There were the moments of pure bliss: watching my hubs line up his shot and send a smooth sailing white ball toward the green, him posed in that standard golf position of a perfect follow through, looking quite hot and very happy. Let it be known that on a par 3, that had a large dip of a valley directly below where I teed off, I used my mother-in-law’s driver to land my ball on the green. On. The. Green. My husband freaked out and I tried really hard to walk to the golf cart like it wasn’t nothing.
My husband didn’t make fun of me when I made mistakes. He didn’t criticize or over-correct. He gave me a tip or two, which I quickly decided was the right ratio per outing for me to absorb without becoming overwhelmed or frustrated. He thanked me for coming. He was playful and kind. And this is something extremely important to note:
All of his actions had a direct effect on mine. And vice versa.
As the sun began to set and the cool air entered rather rapidly, we had time to complete the seventh hole before we called it a day. Our last ball was lying on the green, a good five to eight feet from the pin. My husband and I had taken turns hitting to get us through that hole, as the toddler’s patience was wearing thin. We told Sawyer, our five-year-old, “Go sink that put bud. Finish it out for us.” My husband ramping the moment up with, “It’s the final round of The Masters!”

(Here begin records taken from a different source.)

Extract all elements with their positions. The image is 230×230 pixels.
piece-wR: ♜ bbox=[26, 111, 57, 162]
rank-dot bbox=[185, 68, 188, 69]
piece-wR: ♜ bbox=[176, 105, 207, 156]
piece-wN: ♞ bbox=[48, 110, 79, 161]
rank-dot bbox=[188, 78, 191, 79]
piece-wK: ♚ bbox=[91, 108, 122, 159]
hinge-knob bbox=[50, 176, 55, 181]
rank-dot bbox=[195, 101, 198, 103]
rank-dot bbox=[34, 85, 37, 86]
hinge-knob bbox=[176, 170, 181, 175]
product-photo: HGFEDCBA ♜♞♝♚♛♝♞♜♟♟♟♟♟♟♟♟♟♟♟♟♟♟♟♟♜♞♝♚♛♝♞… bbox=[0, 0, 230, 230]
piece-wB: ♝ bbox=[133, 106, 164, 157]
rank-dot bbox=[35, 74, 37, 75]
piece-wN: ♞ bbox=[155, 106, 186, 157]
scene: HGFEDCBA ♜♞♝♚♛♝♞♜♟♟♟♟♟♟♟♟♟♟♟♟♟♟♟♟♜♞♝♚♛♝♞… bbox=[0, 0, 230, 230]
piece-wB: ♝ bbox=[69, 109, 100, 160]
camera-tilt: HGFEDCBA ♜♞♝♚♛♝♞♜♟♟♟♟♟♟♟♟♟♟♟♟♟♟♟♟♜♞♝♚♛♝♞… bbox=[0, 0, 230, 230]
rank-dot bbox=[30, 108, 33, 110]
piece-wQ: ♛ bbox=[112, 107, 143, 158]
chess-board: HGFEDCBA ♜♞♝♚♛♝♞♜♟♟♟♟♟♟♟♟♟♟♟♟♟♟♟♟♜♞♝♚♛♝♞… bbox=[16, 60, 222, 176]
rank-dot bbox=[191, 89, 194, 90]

My husband asked me if I had any words of advice, out on this golf course—my own personal arena of vulnerability—for my son.

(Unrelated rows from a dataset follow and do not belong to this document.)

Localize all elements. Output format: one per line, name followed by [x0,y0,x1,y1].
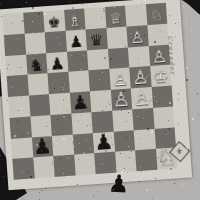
white-pawn-piece: ♙ [130,70,152,88]
square-e8 [84,7,106,29]
square-a8 [2,13,24,35]
square-d1 [74,153,96,175]
white-knight-piece: ♘ [146,9,167,24]
chessboard-photo: ♚♗♕♘♟♛♙♞♟♙♙♙♔♟♙♙♟♟♘ Crusader ⚜ · · · · ·… [0,0,200,200]
square-b7 [24,32,46,54]
white-pawn-piece: ♙ [110,91,132,110]
square-e7: ♛ [85,28,107,50]
square-d7: ♟ [65,29,87,51]
square-g1 [135,149,157,171]
square-g2 [134,128,156,150]
white-pawn-piece: ♙ [109,71,131,89]
square-e4 [90,90,112,112]
square-b1 [33,156,55,178]
square-a6 [5,54,27,76]
square-f2 [113,130,135,152]
black-pawn-piece: ♟ [93,131,115,152]
captured-piece: ♟ [107,171,130,196]
square-c3 [50,113,72,135]
square-g8 [125,4,147,26]
square-b4 [28,94,50,116]
square-g5: ♙ [129,66,151,88]
square-f4: ♙ [110,88,132,110]
square-a1 [12,158,34,180]
square-d3 [71,112,93,134]
square-f3 [112,109,134,131]
square-e5 [88,69,110,91]
square-c6: ♟ [46,51,68,73]
white-queen-piece: ♕ [105,12,126,27]
square-c8: ♚ [43,10,65,32]
black-pawn-piece: ♟ [46,56,68,73]
square-h2 [154,127,176,149]
square-b5 [27,73,49,95]
square-g4: ♙ [131,87,153,109]
square-a2 [11,137,33,159]
black-king-piece: ♚ [44,16,65,31]
square-d4: ♟ [69,91,91,113]
square-h8: ♘ [145,3,167,25]
square-c7 [45,31,67,53]
black-pawn-piece: ♟ [65,35,86,51]
black-pawn-piece: ♟ [31,136,53,157]
square-c2 [52,134,74,156]
board-squares-grid: ♚♗♕♘♟♛♙♞♟♙♙♙♔♟♙♙♟♟♘ [2,3,177,180]
square-g6 [128,46,150,68]
white-pawn-piece: ♙ [131,89,153,108]
square-h3 [153,106,175,128]
square-b2: ♟ [31,136,53,158]
square-g3 [132,108,154,130]
square-c5 [47,72,69,94]
fleur-de-lis-icon: ⚜ [176,147,184,155]
black-pawn-piece: ♟ [70,93,92,112]
square-d2 [72,133,94,155]
square-e6 [87,48,109,70]
square-e2: ♟ [93,131,115,153]
black-queen-piece: ♛ [86,33,107,49]
square-h6: ♙ [148,44,170,66]
square-d5 [68,71,90,93]
white-king-piece: ♔ [150,68,172,86]
square-h5: ♔ [150,65,172,87]
square-h4 [151,86,173,108]
square-f7 [106,26,128,48]
square-h7 [147,23,169,45]
square-c4 [49,93,71,115]
square-d6 [66,50,88,72]
square-a7 [4,33,26,55]
square-d8: ♗ [64,8,86,30]
white-bishop-piece: ♗ [64,15,85,30]
square-a3 [9,116,31,138]
square-c1 [53,155,75,177]
square-f8: ♕ [104,6,126,28]
square-a4 [8,96,30,118]
square-b8 [23,11,45,33]
square-f5: ♙ [109,68,131,90]
chess-board: ♚♗♕♘♟♛♙♞♟♙♙♙♔♟♙♙♟♟♘ Crusader ⚜ · · · · ·… [0,0,192,190]
square-b3 [30,115,52,137]
square-g7: ♙ [126,25,148,47]
square-a5 [7,75,29,97]
square-f6 [107,47,129,69]
white-pawn-piece: ♙ [149,48,171,65]
black-knight-piece: ♞ [26,57,48,74]
square-b6: ♞ [26,53,48,75]
white-pawn-piece: ♙ [127,30,148,46]
square-e3 [91,111,113,133]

All I could think to say was, “Yes, don’t screw it up.” The words Adam’s uncle voiced to him when he introduced me to the family as his new girlfriend back in 2008, long before we committed to a lifetime of figuring it out together. The words my dad sometimes states when he is recounting a story in which he was considering how to react or behave in a morally challenging situation.
Don’t screw it up, Bethany.
Our son walked out to the green, and as we were surely expecting a two putt, he sunk it with one swift tap. The crowd went wild, with my husband exclaiming, “We won The Masters!”
This time, I didn’t recoil. I smiled.
The day I turned 34, Adam got me a set of tall women’s golf clubs. The name on the bag? Magnolia. I looked up at him after examining the bag’s contents. “It has positive associations,” he said with a grin.
I unequivocally agree.
We showed up where it hurt and we let the pain happen and we sat in it for a while, and then we talked about it and it went away and out of it came a joyous time together and a deeper understanding of one another. A deeper understanding of how to care for each other better and how to figure it out without running or numbing it away.
We have to let the moments of uncertainty come and meet us, face-to-face. We have to remove our grip on being right or wanting to hide, and instead, pick up the tall women’s driver, tee it up, allow ourselves to be uninhibited knowing someone we care deeply for is watching, and figure out how to better connect to send that bad boy sailing strong and far.
I’m a newbie with golf lingo, but I’m fairly certain they call that love.
Happy 10 years of marriage, Adam. I love you.